Sanitätsdienst & medizinische Versorgung
Was ist ein Behandlungsplatz bei Veranstaltungen und wann wird er eingerichtet?
Kurzantwort
Ein Behandlungsplatz ist eine eingerichtete medizinische Versorgungseinheit auf dem Veranstaltungsgelände. Er dient zur Erstversorgung, Weiterbehandlung und kurzfristigen Stabilisierung von Patienten. Bei großen oder mehrschichtigen Events sollte mindestens eine zentrale Sanitätsstation eingerichtet werden, die als Behandlungsplatz fungiert.

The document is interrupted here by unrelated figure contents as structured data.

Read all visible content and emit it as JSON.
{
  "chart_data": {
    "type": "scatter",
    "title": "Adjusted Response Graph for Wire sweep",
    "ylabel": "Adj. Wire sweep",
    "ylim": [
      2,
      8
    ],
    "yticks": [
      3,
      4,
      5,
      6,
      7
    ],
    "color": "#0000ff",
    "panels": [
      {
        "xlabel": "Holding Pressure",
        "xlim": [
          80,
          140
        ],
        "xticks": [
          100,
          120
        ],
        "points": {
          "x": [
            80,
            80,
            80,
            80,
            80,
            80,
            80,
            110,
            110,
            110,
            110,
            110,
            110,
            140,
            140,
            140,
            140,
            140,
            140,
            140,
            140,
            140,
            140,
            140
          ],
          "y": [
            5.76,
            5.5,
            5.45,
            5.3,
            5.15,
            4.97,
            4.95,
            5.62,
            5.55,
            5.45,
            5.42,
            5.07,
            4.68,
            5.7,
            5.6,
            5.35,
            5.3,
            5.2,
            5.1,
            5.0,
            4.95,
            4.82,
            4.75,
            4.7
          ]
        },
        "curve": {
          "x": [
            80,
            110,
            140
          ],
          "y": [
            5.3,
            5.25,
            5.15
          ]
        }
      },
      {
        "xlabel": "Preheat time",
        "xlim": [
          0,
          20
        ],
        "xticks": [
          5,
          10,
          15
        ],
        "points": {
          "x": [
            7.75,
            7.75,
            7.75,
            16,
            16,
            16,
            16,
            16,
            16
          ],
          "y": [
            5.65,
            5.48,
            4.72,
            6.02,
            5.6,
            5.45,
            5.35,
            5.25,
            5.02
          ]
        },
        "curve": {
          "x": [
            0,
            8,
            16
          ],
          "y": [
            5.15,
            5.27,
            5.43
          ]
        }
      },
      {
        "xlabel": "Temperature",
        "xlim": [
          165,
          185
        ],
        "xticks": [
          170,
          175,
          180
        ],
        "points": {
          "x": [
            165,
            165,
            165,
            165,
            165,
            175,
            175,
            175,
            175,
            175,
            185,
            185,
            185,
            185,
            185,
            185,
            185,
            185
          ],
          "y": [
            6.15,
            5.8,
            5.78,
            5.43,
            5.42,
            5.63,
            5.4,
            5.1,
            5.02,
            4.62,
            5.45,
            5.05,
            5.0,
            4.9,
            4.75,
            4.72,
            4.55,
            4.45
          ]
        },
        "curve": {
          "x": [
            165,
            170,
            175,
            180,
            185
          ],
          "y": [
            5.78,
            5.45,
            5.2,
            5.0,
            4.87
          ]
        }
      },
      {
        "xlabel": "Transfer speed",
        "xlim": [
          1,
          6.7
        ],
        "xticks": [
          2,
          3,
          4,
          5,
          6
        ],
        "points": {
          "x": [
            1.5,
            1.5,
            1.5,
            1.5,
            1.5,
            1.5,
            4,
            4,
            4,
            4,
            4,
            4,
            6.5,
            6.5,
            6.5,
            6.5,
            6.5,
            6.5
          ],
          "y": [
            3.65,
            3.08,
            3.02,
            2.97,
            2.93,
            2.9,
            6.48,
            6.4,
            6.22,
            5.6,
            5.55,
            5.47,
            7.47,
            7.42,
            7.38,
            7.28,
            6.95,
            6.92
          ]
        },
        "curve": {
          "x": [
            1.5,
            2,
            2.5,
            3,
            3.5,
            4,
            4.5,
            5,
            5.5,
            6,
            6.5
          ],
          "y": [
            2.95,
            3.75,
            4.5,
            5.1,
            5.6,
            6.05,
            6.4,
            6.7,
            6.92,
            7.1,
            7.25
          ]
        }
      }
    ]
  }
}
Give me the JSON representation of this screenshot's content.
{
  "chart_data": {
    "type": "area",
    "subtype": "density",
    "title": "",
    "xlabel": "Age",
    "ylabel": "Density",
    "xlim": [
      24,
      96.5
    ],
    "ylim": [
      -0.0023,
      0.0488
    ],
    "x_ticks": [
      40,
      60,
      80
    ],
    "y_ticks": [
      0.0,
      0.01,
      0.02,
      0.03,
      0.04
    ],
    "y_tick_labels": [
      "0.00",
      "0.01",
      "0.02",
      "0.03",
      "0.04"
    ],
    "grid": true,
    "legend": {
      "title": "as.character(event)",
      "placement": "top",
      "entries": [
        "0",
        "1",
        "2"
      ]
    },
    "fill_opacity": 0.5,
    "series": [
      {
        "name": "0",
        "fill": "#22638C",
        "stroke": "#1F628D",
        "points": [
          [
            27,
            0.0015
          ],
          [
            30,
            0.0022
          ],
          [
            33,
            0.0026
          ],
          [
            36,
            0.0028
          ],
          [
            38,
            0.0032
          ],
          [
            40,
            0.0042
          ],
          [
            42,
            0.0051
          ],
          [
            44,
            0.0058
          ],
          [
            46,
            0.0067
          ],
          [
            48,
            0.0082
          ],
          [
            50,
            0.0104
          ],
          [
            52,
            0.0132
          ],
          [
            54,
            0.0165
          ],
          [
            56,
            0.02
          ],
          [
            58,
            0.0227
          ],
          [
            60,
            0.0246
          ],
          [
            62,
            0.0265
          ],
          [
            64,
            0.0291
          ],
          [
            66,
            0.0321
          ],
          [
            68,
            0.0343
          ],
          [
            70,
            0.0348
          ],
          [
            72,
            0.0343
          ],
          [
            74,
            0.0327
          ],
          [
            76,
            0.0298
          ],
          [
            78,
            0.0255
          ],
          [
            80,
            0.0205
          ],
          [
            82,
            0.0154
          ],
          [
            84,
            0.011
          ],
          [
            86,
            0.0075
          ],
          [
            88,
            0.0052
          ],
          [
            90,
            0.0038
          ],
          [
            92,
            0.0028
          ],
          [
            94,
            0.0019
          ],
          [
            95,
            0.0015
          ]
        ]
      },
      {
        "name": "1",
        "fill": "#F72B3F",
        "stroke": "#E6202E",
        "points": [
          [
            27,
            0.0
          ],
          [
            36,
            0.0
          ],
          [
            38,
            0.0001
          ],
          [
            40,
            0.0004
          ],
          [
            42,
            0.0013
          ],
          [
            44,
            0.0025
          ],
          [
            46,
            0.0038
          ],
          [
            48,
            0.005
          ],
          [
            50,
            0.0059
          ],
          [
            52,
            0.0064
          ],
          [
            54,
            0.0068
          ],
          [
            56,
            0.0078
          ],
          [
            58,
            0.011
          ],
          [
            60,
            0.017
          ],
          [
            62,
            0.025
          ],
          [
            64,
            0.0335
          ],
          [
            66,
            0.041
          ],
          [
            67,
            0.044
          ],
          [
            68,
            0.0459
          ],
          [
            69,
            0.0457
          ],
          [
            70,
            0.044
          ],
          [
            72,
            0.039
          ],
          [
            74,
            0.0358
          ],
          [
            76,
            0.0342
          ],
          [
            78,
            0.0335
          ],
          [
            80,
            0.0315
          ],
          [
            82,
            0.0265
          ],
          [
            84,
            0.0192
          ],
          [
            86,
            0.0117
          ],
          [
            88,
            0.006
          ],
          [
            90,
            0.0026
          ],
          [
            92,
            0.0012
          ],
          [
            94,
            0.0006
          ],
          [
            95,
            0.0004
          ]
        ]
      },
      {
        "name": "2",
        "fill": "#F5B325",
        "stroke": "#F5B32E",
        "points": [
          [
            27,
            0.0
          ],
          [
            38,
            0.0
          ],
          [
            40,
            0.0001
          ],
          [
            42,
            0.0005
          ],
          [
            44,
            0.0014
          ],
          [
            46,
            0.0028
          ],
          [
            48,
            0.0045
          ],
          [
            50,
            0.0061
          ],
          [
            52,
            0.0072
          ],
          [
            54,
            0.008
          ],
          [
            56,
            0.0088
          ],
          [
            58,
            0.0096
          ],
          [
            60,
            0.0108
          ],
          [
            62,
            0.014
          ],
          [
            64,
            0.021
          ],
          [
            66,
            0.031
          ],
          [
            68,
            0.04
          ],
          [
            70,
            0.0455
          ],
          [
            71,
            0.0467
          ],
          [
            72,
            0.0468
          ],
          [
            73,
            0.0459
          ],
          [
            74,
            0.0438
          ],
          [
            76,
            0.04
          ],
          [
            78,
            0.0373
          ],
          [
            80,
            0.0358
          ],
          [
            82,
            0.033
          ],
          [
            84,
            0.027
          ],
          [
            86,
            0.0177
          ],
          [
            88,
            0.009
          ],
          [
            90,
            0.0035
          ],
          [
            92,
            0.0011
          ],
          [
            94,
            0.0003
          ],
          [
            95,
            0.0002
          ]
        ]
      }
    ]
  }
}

## Der Behandlungsplatz bei Veranstaltungen
### Definition und Funktion
Ein Behandlungsplatz (BHP) ist eine dedizierte medizinische Versorgungsstation auf dem Veranstaltungsgelände. Er ist:
- Eine feste, erkennbare Anlaufstelle für Besucher und Einsatzkräfte
- Ausgestattet mit medizinischem Material
- Besetzt mit qualifiziertem Personal
- Erreichbar für Rettungsfahrzeuge
### Typen von Behandlungsplätzen
**Mobiler Sanitätsposten:**
Einzelne Sanitäter mit Rucksack, die durch das Gelände patrouillieren oder an einem Punkt stehen. Für kleine Events ausreichend.
**Sanitätsstation:**
Feste oder mobile Station mit Liegen, Material und Strom. Standard bei Events ab 1.000 Personen.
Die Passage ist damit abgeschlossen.